The victims, who are longtime friends who graduated from the same school in the occupied West Bank and attend separate colleges in the U.S., told police they were walking near the University of Vermont campus when a white male they did not know emerged, pulled out a gun and opened fire.

Elizabeth Price told NBC News on Thursday that her son, Hisham Awartani, is paralyzed from the midtorso downward.

“He has what they call an incomplete spinal injury, which means that he can feel, but he can’t move the areas that are currently paralyzed,” Price said. “He is going into intensive rehab later this week, and we hope that that will help with his prognosis. … He’s resolute. He’s resilient.”

Price said the suspect dehumanized her son and his friends.
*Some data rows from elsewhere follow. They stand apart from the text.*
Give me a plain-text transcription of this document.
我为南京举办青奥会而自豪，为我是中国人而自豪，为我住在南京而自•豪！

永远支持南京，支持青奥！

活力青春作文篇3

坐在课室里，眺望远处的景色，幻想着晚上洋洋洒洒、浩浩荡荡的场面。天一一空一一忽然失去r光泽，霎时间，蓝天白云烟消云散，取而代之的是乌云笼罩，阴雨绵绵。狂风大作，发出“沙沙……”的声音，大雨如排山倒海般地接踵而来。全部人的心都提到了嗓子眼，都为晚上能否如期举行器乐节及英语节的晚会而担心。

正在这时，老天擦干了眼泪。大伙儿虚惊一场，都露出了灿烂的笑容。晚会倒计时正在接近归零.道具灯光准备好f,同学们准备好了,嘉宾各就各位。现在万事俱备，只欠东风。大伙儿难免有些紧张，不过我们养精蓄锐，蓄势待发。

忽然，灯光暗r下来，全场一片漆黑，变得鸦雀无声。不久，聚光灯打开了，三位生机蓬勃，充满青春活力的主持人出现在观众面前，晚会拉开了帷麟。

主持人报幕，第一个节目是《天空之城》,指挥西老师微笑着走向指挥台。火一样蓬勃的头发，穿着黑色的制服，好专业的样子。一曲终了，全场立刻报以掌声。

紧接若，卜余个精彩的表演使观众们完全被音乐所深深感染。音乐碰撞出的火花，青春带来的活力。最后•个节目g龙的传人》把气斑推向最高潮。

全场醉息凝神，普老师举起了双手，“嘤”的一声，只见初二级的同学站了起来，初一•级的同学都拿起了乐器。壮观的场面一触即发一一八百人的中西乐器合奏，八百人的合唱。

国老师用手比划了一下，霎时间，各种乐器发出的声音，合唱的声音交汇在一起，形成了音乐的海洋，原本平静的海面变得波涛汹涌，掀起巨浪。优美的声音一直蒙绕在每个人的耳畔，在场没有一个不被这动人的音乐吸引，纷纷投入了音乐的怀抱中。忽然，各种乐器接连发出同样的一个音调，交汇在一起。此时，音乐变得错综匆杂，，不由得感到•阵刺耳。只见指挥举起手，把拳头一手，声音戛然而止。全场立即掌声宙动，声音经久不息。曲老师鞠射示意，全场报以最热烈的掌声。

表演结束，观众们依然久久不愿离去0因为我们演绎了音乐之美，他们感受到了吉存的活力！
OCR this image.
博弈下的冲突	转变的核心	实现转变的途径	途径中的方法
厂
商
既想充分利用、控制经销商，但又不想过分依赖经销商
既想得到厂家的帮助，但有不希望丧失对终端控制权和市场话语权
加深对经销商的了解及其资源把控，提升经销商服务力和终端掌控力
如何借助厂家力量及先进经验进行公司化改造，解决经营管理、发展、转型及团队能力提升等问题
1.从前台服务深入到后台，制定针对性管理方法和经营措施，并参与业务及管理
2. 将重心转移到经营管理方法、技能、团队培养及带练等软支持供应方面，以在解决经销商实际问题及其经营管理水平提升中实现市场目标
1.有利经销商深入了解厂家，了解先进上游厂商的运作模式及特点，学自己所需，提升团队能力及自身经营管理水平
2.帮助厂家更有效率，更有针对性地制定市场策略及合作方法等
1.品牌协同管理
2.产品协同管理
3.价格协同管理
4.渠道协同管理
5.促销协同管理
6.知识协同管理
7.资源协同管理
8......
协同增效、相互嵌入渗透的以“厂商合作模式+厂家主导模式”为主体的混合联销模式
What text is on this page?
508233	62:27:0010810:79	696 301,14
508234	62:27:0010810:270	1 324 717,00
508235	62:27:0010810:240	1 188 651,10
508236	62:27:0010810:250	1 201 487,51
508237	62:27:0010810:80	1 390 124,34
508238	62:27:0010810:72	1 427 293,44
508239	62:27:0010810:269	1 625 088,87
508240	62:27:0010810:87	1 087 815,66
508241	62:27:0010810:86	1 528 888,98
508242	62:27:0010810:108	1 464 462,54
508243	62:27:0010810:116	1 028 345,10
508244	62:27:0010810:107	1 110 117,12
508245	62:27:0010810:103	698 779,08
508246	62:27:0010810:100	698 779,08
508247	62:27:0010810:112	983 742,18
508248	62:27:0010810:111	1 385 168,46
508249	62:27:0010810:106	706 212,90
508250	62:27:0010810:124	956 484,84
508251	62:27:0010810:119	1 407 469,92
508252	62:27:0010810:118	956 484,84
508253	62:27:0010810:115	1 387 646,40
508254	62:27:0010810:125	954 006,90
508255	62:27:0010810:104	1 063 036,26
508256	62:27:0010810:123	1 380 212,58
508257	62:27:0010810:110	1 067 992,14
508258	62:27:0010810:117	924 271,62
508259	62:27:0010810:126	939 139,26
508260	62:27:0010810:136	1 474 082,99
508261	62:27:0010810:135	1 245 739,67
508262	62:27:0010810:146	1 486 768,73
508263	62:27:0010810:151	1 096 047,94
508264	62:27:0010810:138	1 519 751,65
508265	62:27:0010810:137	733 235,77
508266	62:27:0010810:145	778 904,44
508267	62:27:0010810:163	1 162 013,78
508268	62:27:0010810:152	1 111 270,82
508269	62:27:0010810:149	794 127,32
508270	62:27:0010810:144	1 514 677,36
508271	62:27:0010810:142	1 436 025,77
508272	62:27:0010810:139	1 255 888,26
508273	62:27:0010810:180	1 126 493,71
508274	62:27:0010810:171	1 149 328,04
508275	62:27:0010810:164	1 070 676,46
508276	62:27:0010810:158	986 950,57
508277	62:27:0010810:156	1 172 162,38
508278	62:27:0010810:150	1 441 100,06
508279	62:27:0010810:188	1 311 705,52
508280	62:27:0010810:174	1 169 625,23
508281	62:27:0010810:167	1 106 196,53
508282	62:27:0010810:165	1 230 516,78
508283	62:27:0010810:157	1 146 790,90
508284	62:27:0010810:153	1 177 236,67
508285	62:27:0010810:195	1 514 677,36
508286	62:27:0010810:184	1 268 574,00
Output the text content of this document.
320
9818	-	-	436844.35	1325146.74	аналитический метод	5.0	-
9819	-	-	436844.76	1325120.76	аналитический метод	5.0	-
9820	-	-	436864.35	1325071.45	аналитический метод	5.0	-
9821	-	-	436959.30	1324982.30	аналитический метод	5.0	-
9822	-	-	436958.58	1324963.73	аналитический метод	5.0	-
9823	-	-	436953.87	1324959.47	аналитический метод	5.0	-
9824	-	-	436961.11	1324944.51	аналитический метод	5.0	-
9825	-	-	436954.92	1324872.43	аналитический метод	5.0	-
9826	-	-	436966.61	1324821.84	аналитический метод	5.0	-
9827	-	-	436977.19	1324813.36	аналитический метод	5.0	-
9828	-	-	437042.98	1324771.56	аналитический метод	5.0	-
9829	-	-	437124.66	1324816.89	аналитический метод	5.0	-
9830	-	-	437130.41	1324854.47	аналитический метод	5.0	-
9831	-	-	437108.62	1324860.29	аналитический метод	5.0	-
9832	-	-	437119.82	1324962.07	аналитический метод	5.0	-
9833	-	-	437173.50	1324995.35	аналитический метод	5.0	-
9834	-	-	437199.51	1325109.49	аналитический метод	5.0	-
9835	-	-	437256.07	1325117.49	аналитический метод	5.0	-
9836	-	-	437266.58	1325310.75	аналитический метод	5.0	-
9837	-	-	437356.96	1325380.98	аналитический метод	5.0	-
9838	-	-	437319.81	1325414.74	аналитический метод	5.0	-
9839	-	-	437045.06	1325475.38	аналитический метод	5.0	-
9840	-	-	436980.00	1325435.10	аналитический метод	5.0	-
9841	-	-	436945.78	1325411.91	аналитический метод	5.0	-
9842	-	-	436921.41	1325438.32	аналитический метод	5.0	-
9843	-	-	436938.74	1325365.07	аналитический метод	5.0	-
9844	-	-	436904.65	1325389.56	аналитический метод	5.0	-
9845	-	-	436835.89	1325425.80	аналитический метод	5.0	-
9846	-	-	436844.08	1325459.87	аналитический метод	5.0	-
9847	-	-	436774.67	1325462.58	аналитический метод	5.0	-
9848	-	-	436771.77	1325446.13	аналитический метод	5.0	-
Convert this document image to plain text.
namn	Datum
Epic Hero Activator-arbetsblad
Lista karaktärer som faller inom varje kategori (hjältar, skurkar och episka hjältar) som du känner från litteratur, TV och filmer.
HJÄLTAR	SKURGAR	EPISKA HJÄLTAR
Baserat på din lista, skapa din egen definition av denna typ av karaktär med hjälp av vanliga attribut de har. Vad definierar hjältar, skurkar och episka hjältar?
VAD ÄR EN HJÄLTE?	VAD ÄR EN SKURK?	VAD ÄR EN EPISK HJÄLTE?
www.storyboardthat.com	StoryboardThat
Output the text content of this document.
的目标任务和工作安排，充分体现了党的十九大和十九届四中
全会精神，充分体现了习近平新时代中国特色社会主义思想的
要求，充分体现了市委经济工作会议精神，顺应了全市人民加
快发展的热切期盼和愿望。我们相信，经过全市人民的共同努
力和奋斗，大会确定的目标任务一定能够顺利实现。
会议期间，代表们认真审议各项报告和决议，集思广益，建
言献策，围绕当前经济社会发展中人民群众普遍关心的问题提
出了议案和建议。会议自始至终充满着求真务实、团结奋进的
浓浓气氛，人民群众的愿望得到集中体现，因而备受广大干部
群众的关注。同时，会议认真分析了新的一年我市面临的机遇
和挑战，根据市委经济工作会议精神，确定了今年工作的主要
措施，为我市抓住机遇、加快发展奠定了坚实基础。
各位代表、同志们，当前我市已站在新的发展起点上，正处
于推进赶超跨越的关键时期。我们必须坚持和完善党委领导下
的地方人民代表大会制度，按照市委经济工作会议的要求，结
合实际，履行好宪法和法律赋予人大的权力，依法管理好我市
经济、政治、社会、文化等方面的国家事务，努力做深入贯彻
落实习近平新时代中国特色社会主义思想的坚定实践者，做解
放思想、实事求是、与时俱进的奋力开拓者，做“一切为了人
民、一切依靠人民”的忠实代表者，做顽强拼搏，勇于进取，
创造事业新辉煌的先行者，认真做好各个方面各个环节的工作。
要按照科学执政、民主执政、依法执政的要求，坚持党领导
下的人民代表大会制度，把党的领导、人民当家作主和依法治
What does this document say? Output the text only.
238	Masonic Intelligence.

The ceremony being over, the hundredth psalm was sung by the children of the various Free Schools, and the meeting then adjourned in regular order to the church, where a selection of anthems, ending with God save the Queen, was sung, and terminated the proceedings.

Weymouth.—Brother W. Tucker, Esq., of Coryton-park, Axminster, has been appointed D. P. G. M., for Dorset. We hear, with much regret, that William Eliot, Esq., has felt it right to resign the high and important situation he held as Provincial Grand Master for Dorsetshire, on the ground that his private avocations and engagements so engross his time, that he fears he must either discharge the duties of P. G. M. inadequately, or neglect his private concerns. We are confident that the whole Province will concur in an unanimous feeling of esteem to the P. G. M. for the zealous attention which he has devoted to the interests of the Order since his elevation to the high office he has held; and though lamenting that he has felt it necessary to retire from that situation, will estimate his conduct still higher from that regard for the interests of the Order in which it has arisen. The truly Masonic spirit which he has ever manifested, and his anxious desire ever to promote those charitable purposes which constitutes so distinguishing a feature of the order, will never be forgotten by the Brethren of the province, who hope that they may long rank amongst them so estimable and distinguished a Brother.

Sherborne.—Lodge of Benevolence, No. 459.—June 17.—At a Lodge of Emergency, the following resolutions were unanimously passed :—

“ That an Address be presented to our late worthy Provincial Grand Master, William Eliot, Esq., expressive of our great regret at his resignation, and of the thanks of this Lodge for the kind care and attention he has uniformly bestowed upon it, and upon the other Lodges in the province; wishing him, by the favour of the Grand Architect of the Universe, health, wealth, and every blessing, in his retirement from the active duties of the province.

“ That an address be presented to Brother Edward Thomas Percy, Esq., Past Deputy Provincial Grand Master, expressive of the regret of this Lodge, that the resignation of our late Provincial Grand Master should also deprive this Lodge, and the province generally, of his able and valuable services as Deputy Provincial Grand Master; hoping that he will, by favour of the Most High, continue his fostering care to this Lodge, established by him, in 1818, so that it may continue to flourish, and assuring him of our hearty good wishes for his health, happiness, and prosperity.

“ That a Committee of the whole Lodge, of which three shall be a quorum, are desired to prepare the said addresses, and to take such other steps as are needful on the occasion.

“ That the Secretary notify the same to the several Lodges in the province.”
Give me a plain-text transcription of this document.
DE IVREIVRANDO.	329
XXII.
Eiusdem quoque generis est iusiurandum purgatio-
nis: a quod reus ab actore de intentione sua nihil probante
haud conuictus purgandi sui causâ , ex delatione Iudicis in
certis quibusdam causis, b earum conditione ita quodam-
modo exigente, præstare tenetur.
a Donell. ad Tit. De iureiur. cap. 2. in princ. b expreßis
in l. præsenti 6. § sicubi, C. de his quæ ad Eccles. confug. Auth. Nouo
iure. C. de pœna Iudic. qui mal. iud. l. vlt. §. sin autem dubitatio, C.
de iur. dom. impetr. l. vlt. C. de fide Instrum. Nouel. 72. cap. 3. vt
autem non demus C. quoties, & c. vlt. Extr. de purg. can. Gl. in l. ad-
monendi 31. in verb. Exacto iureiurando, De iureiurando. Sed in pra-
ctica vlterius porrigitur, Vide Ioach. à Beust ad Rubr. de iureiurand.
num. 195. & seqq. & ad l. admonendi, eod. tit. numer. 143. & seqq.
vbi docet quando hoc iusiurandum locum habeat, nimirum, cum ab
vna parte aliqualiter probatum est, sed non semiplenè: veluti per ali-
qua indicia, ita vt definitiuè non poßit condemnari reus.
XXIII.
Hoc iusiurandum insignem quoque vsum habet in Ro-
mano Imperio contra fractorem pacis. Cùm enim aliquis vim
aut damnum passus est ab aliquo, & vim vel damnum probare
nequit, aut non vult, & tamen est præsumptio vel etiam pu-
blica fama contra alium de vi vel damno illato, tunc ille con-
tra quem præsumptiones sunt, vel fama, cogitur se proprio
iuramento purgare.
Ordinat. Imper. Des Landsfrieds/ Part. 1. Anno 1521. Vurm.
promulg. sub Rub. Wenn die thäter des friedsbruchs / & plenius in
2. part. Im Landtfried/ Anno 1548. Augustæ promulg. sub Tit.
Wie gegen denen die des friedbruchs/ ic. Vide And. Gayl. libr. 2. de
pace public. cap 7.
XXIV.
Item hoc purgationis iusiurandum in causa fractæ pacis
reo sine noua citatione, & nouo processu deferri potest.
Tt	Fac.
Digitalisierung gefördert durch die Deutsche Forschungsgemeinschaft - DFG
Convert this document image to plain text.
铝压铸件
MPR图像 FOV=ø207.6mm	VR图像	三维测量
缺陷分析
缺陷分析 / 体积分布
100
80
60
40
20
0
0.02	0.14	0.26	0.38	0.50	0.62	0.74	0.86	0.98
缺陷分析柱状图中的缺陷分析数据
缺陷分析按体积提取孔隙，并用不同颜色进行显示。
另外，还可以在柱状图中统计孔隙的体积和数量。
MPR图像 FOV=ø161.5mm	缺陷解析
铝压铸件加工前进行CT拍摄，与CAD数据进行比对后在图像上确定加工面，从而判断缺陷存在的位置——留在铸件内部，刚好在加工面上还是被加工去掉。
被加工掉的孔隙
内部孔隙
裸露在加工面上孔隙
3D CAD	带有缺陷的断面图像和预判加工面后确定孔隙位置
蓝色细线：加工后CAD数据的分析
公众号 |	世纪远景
She said “toxic rhetoric” against Palestinians most likely contributed to the suspect’s motive.

“He intended to take their lives because he thought they weren’t worthy of living,” she said.

Awartani and Abdalhamid are U.S. citizens, and Ali Ahmad is a legal U.S. resident.

Price also said the friends have been “frustrated” they’ve received so much attention and feel Palestinians in Gaza have been ignored and forgotten. He said of the thousands of people killed in Gaza, about 30 share his first name.

“I’m the Hisham you know,” Price recalled her son saying.

Awartani, a junior at Brown University in Rhode Island, was shot in the spine. Abdalhamid, a Haverford College student, was shot in the glute. Ali Ahmad, who was shot in the chest, is a student at Connecticut’s Trinity College.

Tamimi said her son is out of the hospital and doing well physically but struggling emotionally and having trouble eating and sleeping.